Em setembro de 1654, 23 pessoas, entre homens, mulheres e crianças, judeus sefarditas, provenientes da atual cidade de Recife, aportaram em Nieuw-Amsterdam, ou Nova Amsterdam. Tratava-se de um entreposto comercial modesto situado ao sul de uma ilha ao norte da América.
O lugar era chamado pelos nativos indígenas de Mann-ahata, ou Man-a-ha-tohn, termo que significa “ilha de muitas colinas” ou “lugar onde se colhe madeira para fazer arcos (de flechas)”. O termo se fixou como Manhattan, que até hoje designa a ilha principal da Nova York cosmopolita do presente.
Em torno do episódio circulam especulações e mitos, alimentados por folcloristas nordestinos e historiadores ibero-americanos, zelosos em valorizar o papel das Américas Portuguesa e Espanhola em territórios longínquos na conquista e no estabelecimento das rotas mercantis através do Atlântico.
O mais intrigante desses relatos é o de que o pequeno grupo emigrado do Brasil teria criado Nova York. Mas nada disso é preciso. Para esclarecer tais narrativas muitas vezes repetida, o jornalista cearense Lira Neto realizou uma pesquisa que durou 10 anos e resultou na publicação do livro “Arrancados da terra”, em lançamento da Companhia das Letras.
O subtítulo resume o enredo da obra: “Perseguidos pela Inquisição na Península Ibérica, refugiaram-se na Holanda, ocuparam o Brasil e Fizeram Nova York”. O verbo “fazer” ressalta a imprecisão do fato. Até a publicação do livro, era comum considerar a chegada dos judeus como data fundadora. Mas o escritor desvenda o mistério.
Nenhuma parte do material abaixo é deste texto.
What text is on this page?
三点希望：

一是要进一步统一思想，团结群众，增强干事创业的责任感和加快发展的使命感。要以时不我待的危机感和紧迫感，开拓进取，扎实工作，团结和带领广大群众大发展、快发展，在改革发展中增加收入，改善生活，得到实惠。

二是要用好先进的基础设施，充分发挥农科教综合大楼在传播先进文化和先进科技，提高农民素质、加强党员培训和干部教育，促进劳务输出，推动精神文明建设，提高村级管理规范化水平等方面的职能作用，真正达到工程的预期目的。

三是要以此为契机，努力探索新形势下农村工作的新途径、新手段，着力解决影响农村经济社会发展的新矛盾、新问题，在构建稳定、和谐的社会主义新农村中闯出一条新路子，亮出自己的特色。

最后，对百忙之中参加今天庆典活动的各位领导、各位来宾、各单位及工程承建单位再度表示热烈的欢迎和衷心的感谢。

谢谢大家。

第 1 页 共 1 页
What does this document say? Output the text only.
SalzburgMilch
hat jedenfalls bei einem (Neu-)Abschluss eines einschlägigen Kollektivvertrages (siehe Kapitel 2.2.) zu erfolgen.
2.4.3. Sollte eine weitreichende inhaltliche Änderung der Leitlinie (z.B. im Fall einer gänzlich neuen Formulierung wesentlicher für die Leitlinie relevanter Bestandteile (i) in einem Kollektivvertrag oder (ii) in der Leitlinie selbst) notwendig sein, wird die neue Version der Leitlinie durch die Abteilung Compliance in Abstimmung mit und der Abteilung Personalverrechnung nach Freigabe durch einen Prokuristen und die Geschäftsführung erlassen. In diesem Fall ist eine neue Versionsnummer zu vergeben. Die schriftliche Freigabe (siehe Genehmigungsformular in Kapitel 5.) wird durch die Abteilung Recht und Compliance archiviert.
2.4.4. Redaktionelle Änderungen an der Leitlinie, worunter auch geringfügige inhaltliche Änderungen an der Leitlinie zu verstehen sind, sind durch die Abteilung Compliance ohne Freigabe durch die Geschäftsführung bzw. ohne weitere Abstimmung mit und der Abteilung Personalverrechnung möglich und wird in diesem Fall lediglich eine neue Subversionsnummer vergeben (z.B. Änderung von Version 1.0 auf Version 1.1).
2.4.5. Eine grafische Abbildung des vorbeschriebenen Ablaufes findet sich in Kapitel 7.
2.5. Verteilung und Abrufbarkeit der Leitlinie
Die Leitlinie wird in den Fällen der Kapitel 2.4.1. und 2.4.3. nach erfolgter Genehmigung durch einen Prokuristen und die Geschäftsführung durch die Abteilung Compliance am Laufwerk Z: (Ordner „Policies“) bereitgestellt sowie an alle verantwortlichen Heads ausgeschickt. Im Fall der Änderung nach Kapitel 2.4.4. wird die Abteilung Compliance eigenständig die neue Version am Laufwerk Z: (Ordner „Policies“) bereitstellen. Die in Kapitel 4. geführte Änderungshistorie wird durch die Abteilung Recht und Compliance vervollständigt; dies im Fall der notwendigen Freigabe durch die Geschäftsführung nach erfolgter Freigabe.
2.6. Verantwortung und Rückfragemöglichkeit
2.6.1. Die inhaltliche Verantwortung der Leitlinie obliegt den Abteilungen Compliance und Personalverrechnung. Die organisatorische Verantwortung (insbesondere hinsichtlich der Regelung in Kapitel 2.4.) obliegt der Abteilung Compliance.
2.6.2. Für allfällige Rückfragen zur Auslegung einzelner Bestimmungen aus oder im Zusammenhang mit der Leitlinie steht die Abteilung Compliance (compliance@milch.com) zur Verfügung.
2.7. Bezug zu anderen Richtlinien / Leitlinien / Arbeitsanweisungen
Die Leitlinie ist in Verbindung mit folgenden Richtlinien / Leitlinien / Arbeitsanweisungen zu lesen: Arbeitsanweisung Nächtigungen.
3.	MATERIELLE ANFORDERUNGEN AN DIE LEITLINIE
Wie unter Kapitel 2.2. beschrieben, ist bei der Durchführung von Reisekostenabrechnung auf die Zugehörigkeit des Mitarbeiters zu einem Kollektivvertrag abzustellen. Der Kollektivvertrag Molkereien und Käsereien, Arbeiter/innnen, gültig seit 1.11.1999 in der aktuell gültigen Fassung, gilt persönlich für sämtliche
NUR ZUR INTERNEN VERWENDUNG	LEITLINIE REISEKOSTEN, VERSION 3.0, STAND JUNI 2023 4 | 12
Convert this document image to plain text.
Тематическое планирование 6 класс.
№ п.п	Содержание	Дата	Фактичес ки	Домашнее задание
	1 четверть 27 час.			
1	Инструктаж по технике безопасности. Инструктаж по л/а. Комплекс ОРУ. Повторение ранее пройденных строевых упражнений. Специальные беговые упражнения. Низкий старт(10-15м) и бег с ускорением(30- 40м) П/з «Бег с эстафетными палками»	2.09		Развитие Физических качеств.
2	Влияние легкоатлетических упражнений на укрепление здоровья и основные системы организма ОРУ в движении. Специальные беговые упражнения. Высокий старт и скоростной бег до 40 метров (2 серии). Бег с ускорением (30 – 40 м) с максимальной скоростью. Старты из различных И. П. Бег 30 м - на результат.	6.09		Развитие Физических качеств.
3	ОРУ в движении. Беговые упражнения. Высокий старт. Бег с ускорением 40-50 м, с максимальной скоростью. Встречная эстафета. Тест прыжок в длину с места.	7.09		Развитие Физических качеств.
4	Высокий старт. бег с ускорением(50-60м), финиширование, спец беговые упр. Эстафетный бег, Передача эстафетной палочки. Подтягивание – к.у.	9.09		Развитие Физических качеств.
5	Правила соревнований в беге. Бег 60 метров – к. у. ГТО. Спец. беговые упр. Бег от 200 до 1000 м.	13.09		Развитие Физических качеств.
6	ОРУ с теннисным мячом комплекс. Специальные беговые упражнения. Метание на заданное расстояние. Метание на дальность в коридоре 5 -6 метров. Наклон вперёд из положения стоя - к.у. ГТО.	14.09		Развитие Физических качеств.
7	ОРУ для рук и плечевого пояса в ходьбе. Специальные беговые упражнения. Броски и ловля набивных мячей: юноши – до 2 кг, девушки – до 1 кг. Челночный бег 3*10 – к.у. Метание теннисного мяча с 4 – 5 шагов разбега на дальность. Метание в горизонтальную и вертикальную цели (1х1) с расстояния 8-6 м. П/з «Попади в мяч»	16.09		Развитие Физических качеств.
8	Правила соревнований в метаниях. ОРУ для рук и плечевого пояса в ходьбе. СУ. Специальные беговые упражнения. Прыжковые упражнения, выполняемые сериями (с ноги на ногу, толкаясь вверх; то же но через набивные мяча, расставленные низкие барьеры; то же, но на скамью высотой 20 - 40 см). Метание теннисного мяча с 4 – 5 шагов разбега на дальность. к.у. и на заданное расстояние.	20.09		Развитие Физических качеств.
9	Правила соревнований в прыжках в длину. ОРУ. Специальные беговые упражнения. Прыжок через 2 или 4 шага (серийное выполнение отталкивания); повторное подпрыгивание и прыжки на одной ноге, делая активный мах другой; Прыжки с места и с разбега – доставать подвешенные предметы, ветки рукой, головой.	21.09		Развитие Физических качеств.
Na verdade, como demonstra o autor, eles fundaram, sim, a primeira comunidade judaica na América do Norte em uma localidade ativa havia 29 anos. Para chegar à essa conclusão. Lira Neto, autor de biografias como as de Getúlio Vargas, Padre Cícero, Maysa, entre outros personagens, esteve pessoalmente nos lugares retratados na obra.
Segundo consta de lápides semiabandonadas no cemitério da St. James Square, onde surgem nomes de origem portuguesa, próximo ao terminal que leva e traz turistas à Estátua da Liberdade, o cemitério foi construído em homenagem “a aqueles que fundaram a primeira comunidade judaica na América do Norte” – e não a supostos pioneiros de Nova York.
“Quem eram afinal de contas, as tais 23 pessoas?”, pergunta-se Lira Neto em seu 13º livro. “Em que navio chegaram? Seriam mesmo procedentes do Brasil, como muitos querem crer?” E continua: “É possível estabelecer, com solidez de fontes, suas identidades e reconstituir suas respectivas trajetórias? Ou tudo não passaria de uma epopeia tão heroica quando inverídica, contrafação histórico, mito de origem, como querem pesquisadores mais céticos?”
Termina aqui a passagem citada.